The way a lot of people grew up, the center of their home, their hearth, was their TV. When I grew up the shrine to our household gods was the record player and the collection of albums surrounding it. There was always music playing. I'm going through these records and I'm laughing at my mom for buying Kenny G, and at my dad for his unabashed love of Peter, Paul & Mary and all the other folk music he used to listen to. But I'm also reminiscing about the Band, and Dylan, and the Rolling Stones and the Beatles.

I had no idea that what I was listening to was monumental when I was a kid. I just knew I liked it. And some of it I knew I hated. But the music was ever-present. Even some of the stuff I hated brings a smile to my face.

There are songs here that I loved, still love, but that I haven't listened to for over twenty years. Forget listened to. Forget sitting down and listening to them, I haven't HEARD them. I haven't heard them MENTIONED for twenty fucking years. 

There's a lot of stuff missing from this collection. Lost in a move or a divorce. Broken or thrown away. There's no Marley, no Toots and the Maytals, no reggae at all. I was really hoping to find a vinyl copy of the soundtrack to The Harder They Come. Most of my dad's Who albums aren't here. There's only one Zeppelin album. Most of the good Elton John albums are missing. I don't know what happened to all them. I can't ask my mom because for some reason she not only decided not to give me any of her albums, but to not even mention it to me when she gave them to my sister. She's weird sometimes and I just don't feel like getting into it. Not for her, but for me. I don't feel like trying to make her feel better about the fact that I think she did something shitty. It's easier for me to just not get into it with her at all. 

I didn't have a great childhood. Things are cool now, but I didn't always have a great relationship with both of my parents. I'm not going to go into it because it's a boring story that happens to thousands of people every day and my version isn't gonna be any more interesting than yours is. But most of the good memories from my childhood have something to do with the music on these records. I mean, not the records by Billy Ocean or Arlo Guthrie. The music on the other ones. Anyway, now I got them back and that's kind of cool. 

This picture of all these records represents a fair amount of work. So far, it represents a busy weekend. Going forward it represents a lot more work and a considerable expense. I don't even know if I'll be able to get the majority of them to play. I didn't want to take the platters out until I had the stuff I needed to clean them up right, and the sleeves I need to put them into to take care of them after that. But I did sneak a peek at a few.

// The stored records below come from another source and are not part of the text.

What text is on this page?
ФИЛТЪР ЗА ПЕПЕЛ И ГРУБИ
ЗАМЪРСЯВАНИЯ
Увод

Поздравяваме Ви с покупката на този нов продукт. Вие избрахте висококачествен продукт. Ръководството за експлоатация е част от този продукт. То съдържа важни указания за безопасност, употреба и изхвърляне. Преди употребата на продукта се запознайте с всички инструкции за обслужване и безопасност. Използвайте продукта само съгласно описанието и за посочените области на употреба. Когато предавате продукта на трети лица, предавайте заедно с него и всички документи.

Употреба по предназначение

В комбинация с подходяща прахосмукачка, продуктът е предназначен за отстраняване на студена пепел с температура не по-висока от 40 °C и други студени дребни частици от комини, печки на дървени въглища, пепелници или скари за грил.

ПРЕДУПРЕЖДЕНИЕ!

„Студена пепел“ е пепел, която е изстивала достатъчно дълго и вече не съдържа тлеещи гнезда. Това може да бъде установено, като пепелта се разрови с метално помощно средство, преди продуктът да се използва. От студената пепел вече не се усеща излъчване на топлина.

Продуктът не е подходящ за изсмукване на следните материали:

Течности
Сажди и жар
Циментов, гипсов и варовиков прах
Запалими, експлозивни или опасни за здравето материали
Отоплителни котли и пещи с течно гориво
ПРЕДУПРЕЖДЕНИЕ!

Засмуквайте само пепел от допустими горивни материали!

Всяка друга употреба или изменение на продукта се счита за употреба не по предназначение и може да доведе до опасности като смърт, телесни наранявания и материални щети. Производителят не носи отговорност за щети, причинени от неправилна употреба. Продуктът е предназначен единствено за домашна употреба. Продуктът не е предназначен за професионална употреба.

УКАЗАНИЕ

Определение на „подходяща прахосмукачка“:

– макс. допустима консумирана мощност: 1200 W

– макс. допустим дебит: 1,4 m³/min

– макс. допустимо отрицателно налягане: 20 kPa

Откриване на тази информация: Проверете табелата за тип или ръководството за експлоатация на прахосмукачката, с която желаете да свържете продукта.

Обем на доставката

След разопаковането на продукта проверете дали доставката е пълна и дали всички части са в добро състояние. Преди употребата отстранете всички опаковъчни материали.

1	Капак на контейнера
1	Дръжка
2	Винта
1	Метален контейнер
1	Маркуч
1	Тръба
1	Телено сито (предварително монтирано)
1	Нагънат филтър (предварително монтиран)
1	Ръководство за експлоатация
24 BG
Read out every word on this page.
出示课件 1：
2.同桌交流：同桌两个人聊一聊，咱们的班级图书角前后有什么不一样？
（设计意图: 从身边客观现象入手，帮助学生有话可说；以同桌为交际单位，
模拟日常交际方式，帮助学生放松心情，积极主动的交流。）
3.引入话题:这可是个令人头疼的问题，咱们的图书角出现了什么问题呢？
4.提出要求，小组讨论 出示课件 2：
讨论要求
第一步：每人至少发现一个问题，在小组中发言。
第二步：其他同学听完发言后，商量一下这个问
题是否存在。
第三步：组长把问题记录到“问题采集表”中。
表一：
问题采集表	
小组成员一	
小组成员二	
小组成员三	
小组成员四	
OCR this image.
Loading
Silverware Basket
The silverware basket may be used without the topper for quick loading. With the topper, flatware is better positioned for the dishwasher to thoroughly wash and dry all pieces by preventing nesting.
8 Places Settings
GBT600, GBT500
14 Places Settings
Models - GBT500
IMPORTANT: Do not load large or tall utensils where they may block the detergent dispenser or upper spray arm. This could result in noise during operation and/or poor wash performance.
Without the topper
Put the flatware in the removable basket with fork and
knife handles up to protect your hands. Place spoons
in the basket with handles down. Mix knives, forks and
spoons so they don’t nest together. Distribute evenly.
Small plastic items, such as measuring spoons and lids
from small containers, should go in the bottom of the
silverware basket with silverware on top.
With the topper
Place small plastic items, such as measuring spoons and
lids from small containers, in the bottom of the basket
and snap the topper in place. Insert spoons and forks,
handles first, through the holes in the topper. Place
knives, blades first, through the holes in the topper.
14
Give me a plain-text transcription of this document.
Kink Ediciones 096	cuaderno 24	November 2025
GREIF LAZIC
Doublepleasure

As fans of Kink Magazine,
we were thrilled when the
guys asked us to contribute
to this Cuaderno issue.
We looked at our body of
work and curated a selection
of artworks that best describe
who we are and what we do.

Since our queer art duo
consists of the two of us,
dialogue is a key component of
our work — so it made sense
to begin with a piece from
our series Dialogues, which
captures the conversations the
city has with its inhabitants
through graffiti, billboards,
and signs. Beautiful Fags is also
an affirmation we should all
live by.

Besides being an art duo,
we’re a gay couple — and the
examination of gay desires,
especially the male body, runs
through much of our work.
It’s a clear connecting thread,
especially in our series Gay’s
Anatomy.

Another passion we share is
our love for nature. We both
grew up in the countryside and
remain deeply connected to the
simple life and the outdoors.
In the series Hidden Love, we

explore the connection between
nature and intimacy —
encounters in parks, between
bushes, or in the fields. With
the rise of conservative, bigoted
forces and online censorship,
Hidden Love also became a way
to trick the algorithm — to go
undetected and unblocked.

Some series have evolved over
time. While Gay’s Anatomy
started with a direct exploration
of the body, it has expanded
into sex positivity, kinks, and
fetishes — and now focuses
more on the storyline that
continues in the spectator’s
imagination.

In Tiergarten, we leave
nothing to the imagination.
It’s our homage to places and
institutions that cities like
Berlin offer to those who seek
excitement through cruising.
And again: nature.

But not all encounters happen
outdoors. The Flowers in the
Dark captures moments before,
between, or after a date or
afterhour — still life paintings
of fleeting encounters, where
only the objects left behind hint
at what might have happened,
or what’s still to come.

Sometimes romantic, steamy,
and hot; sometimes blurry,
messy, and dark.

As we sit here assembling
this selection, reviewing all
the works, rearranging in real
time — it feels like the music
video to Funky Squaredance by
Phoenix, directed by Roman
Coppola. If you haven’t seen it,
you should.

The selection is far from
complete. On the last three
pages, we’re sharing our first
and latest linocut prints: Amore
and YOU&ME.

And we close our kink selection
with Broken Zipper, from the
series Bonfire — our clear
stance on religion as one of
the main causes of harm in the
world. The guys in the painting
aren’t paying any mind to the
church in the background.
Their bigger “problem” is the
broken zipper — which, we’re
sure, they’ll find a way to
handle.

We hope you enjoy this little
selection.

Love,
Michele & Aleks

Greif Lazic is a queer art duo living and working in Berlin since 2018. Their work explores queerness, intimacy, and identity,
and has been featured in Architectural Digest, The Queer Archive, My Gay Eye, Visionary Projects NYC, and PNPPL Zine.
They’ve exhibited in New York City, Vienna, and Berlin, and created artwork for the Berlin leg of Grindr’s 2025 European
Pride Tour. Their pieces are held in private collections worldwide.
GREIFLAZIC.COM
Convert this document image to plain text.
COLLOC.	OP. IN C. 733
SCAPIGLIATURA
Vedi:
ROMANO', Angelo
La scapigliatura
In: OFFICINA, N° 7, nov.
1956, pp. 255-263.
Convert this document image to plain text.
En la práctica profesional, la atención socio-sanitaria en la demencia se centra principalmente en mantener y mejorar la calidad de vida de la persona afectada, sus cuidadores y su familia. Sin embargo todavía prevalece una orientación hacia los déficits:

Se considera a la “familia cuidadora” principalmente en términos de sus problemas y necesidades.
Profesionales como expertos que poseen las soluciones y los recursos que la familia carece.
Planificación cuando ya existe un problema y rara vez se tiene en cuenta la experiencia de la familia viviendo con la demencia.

Some of them are terrifying to look at. But one or two looked pretty pristine. So I have high hopes. With any luck the ones that play will be Springsteen and Dylan and the ones that are fucked beyond recognition will be Laura Branigan and Waylon fucking Jennings.

I took pictures of all the covers as I was putting them away, and I plan to post a picture of each with my impressions or memories of them as I go, the way I've been doing. But there are so many that if I did them all now I'd be awake for a few days. So I'm gonna have to do that as I have time. 

I don't know when or where I'm going to find a decent turntable that I can afford. And I have to talk to a musician friend of my dad's about the best way to clean them up. I'll get sleeves for them pretty soon. But until I know how to clean them up they won't really do me much good. 

Anyway, that's where it's at right now. More to come later.


1 comment:

  1. I've spent the weekend watching my husband in the fog of music infused bygone eras. It so fits with the ways our relationship began. One of our first "dates" was a long car trip which he mc'd. The conversation flowed easily and smoothly around the music. I knew I had it bad.